Осужденные слушали и не верили тому, что слышат. Так просто, так складно, будто они и в самом деле злодеи, коварные заговорщики. Наталья услышала: «колесовать», — и, как будто, никак не могла вспомнить значение этого слова. Но и не забыла полностью, оно стояло где-то рядом, тяжелое, но не могло быть употреблено применительно к ней. «… от того их всемилостивейше… — да, так и должно было быть. Помилование — это понятно. Но — … кнутом, урезать языки…» — и это помилование? Это ошибка.
Секретарь закончил читать. Конвоир подтолкнул Лопухину в плечо. Она шагнула на ступень эшафота, где, заложив руки за спину, поджидали свою жертву заплечные мастера. В полусне упал и разбился стеклянный пузырь со льдом, брызнули невидимые осколки. Она шла, не сопротивляясь, оглядываясь по сторонам растерянным взглядом. Нужно было быстро понять что-то и что-то сделать. Но никак не удавалось схватиться за ниточку.

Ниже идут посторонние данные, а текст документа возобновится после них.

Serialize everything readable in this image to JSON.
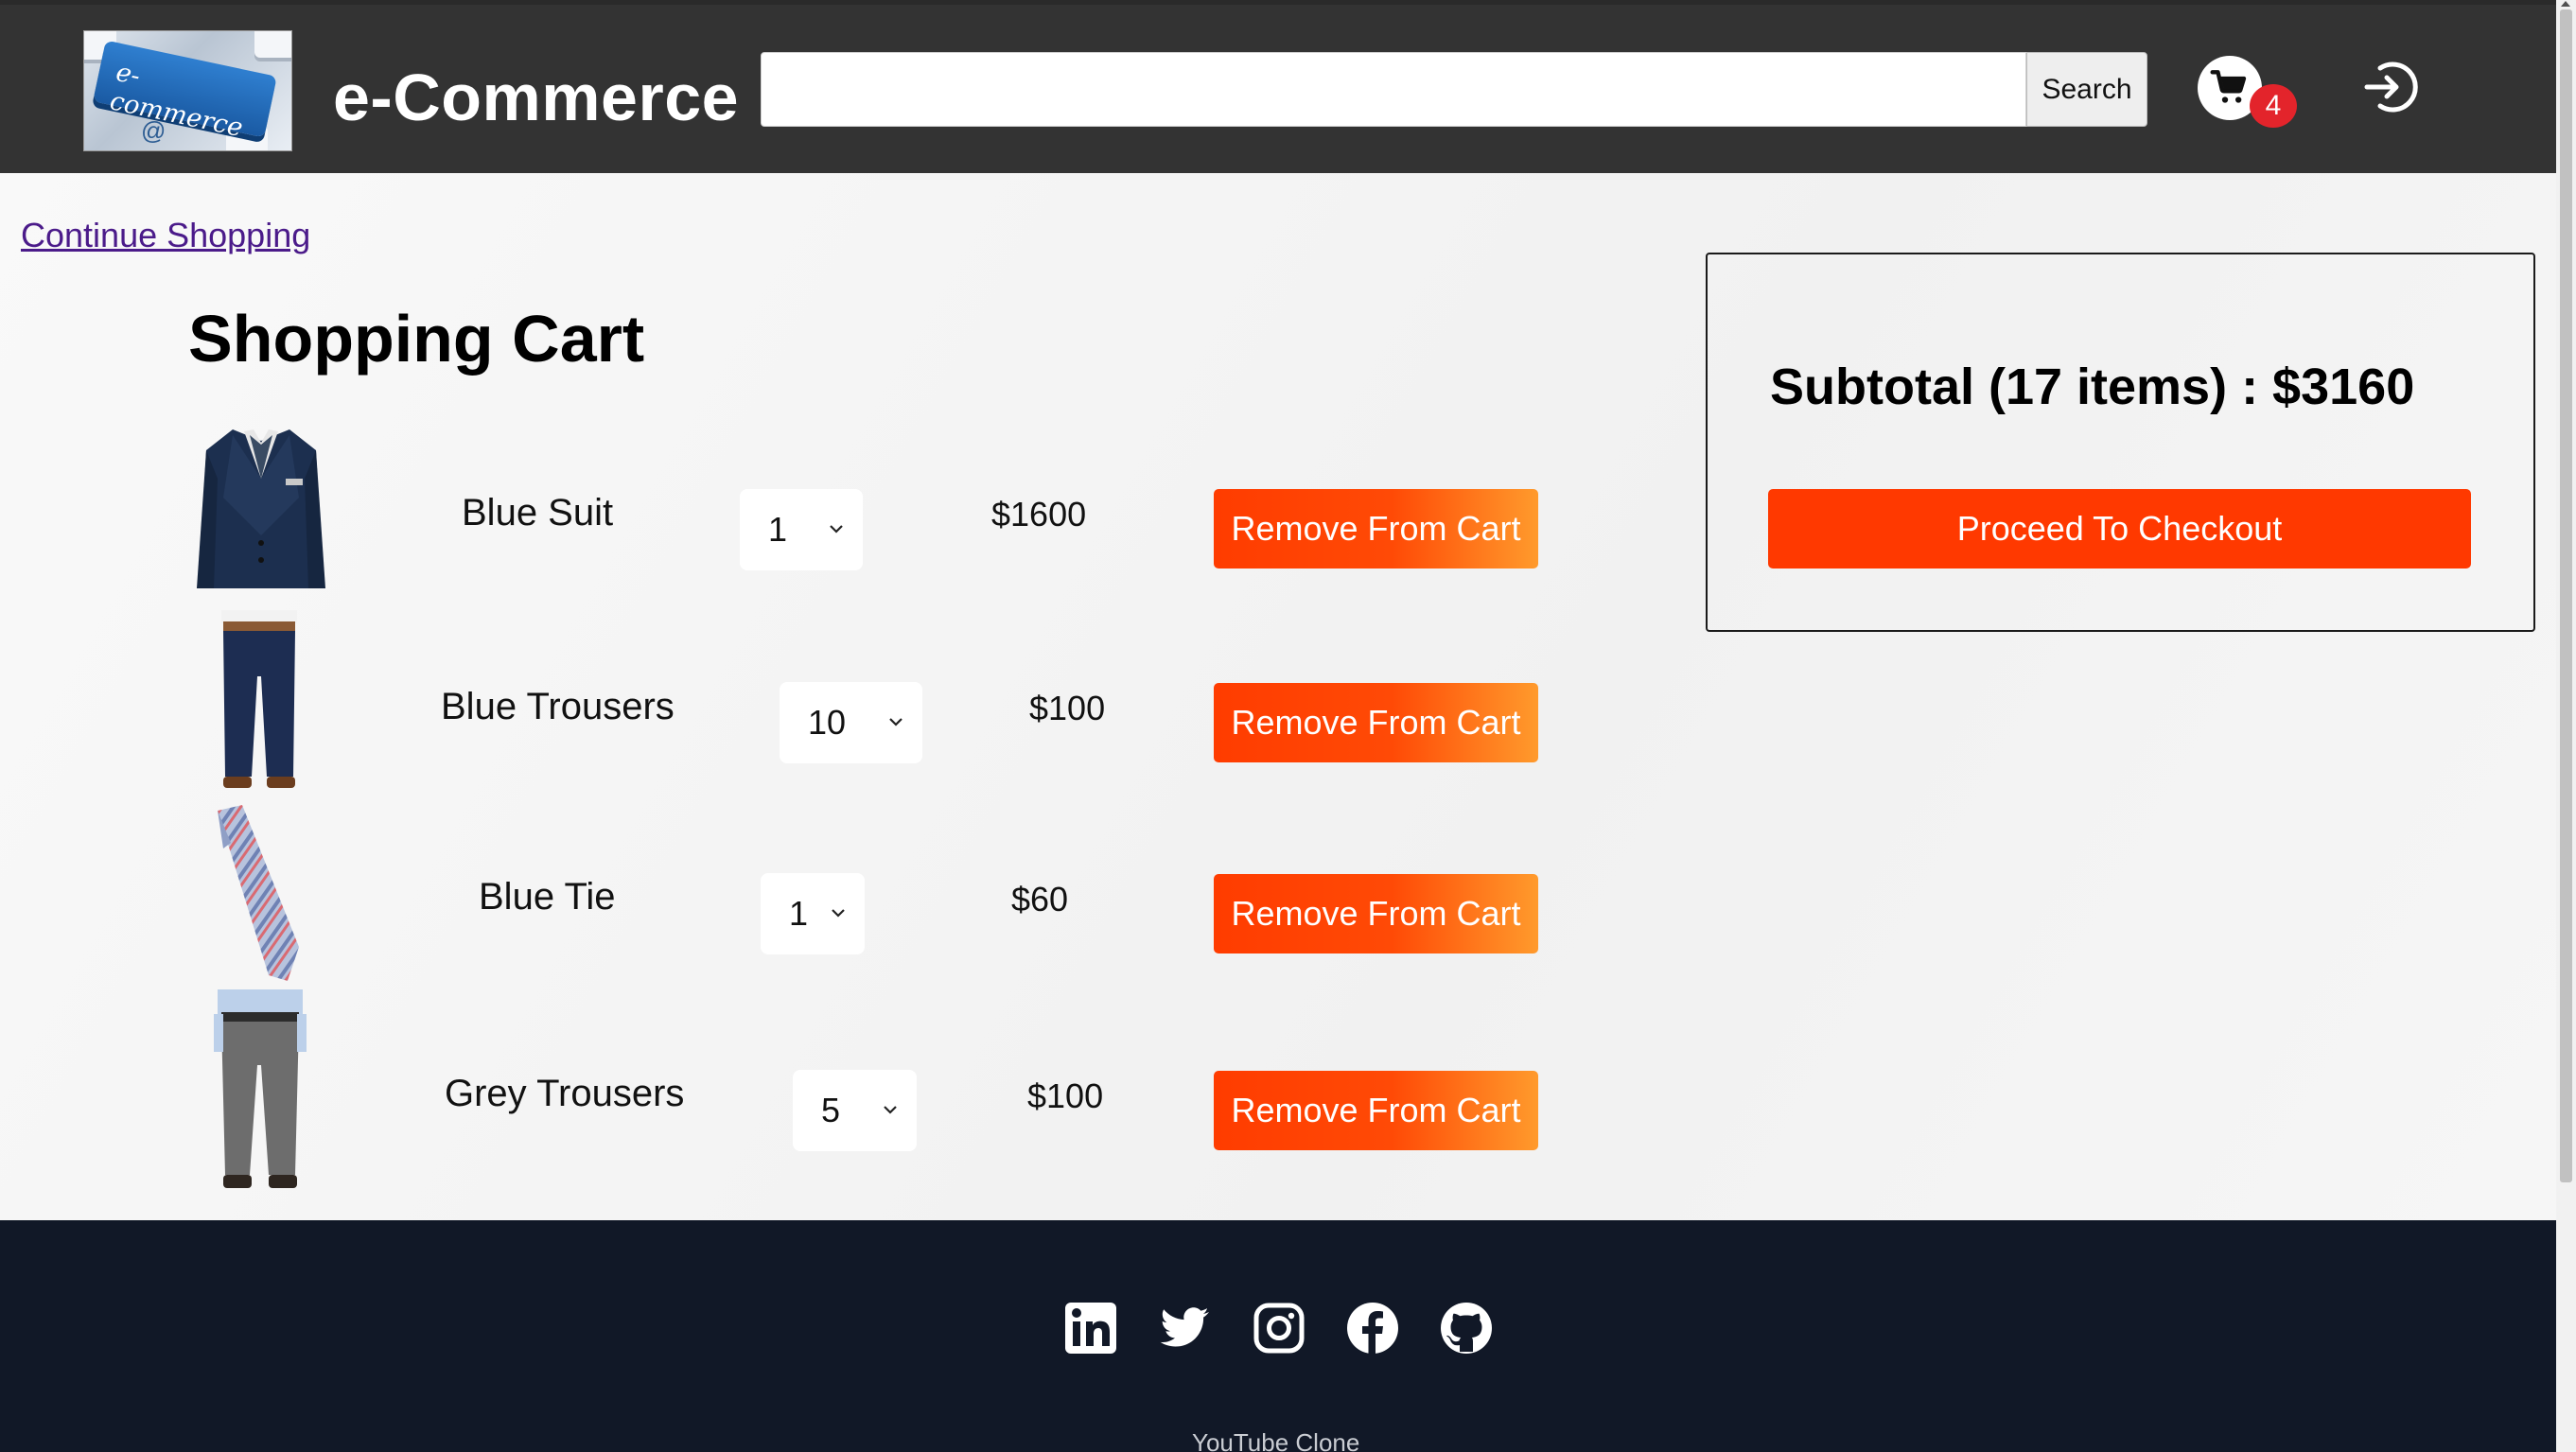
{
  "header": {
    "logo_text": "e-commerce",
    "brand": "e-Commerce",
    "search_placeholder": "",
    "search_button": "Search",
    "cart_count": "4",
    "icons": [
      "cart-icon",
      "login-icon"
    ]
  },
  "main": {
    "continue_link": "Continue Shopping",
    "title": "Shopping Cart",
    "items": [
      {
        "name": "Blue Suit",
        "qty": "1",
        "price": "$1600",
        "remove": "Remove From Cart",
        "image": "blue-suit-image"
      },
      {
        "name": "Blue Trousers",
        "qty": "10",
        "price": "$100",
        "remove": "Remove From Cart",
        "image": "blue-trousers-image"
      },
      {
        "name": "Blue Tie",
        "qty": "1",
        "price": "$60",
        "remove": "Remove From Cart",
        "image": "blue-tie-image"
      },
      {
        "name": "Grey Trousers",
        "qty": "5",
        "price": "$100",
        "remove": "Remove From Cart",
        "image": "grey-trousers-image"
      }
    ]
  },
  "summary": {
    "subtotal": "Subtotal (17 items) : $3160",
    "checkout": "Proceed To Checkout"
  },
  "footer": {
    "icons": [
      "linkedin-icon",
      "twitter-icon",
      "instagram-icon",
      "facebook-icon",
      "github-icon"
    ],
    "text": "YouTube Clone"
  },
  "colors": {
    "header_bg": "#333333",
    "accent": "#ff3900",
    "badge": "#e3242b",
    "footer_bg": "#111827"
  }
}
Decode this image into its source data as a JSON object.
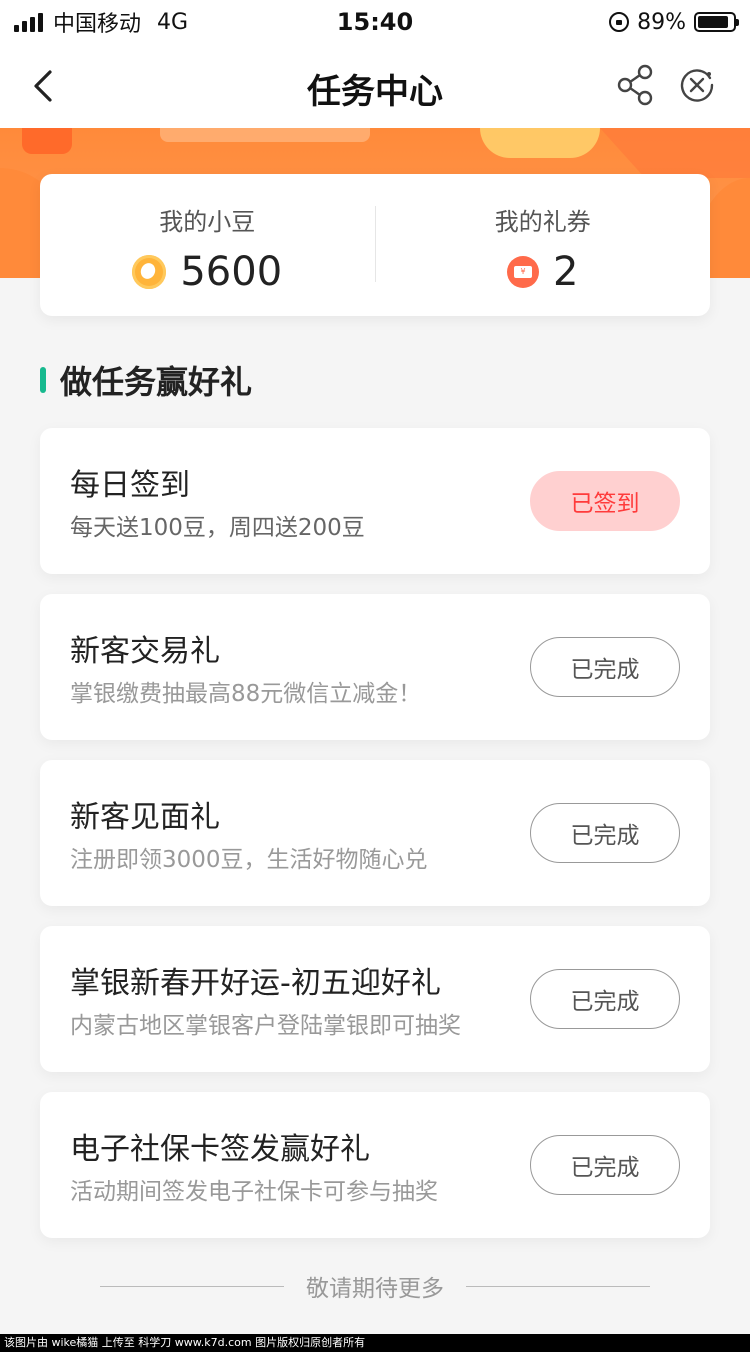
{
  "status_bar": {
    "carrier": "中国移动",
    "network": "4G",
    "time": "15:40",
    "battery_percent": "89%",
    "battery_level": 0.89
  },
  "nav": {
    "title": "任务中心",
    "back_icon": "chevron-left-icon",
    "share_icon": "share-icon",
    "close_icon": "close-circle-icon"
  },
  "assets": {
    "beans_label": "我的小豆",
    "beans_value": "5600",
    "coupons_label": "我的礼券",
    "coupons_value": "2",
    "beans_icon": "coin-icon",
    "coupons_icon": "ticket-icon"
  },
  "section": {
    "title": "做任务赢好礼",
    "accent_color": "#17b98e"
  },
  "tasks": [
    {
      "title": "每日签到",
      "desc": "每天送100豆，周四送200豆",
      "button": "已签到",
      "state": "signed"
    },
    {
      "title": "新客交易礼",
      "desc": "掌银缴费抽最高88元微信立减金！",
      "button": "已完成",
      "state": "done"
    },
    {
      "title": "新客见面礼",
      "desc": "注册即领3000豆，生活好物随心兑",
      "button": "已完成",
      "state": "done"
    },
    {
      "title": "掌银新春开好运-初五迎好礼",
      "desc": "内蒙古地区掌银客户登陆掌银即可抽奖",
      "button": "已完成",
      "state": "done"
    },
    {
      "title": "电子社保卡签发赢好礼",
      "desc": "活动期间签发电子社保卡可参与抽奖",
      "button": "已完成",
      "state": "done"
    }
  ],
  "footer": {
    "more_text": "敬请期待更多",
    "watermark": "该图片由 wike橘猫 上传至 科学刀 www.k7d.com 图片版权归原创者所有"
  },
  "colors": {
    "banner": "#ff8a3a",
    "signed_bg": "#ffd0d0",
    "signed_text": "#ff3b3b"
  }
}
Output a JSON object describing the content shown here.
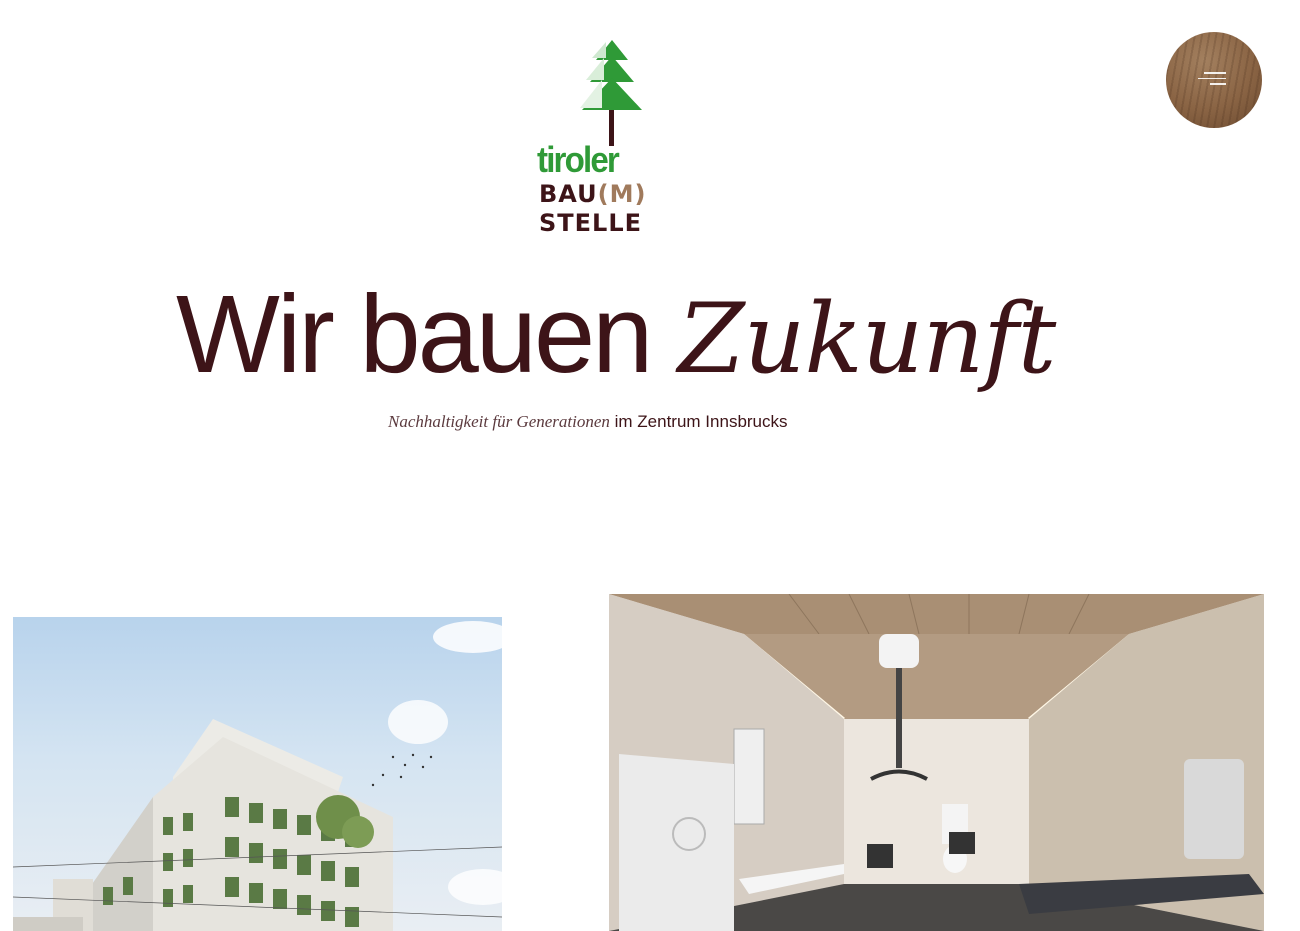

Как бывает во сне: нужно решить задачу, и время уже на исходе, а ты все возишься, ошибаешься.
Один из палачей приблизился к осужденной и сорвал мантилью с ее плеч.
Длинный сутуловатый парень из первого ряда, дожевывая пирожок, крикнул:
— Ну-тка, поглядим, что то за статс-дама!
С разных сторон послышалось еще несколько смешков и подобных выкриков.
— Лопухина! А не врали — хороша чертовка! — громко и смачно произнес чей-то насмешливый голос.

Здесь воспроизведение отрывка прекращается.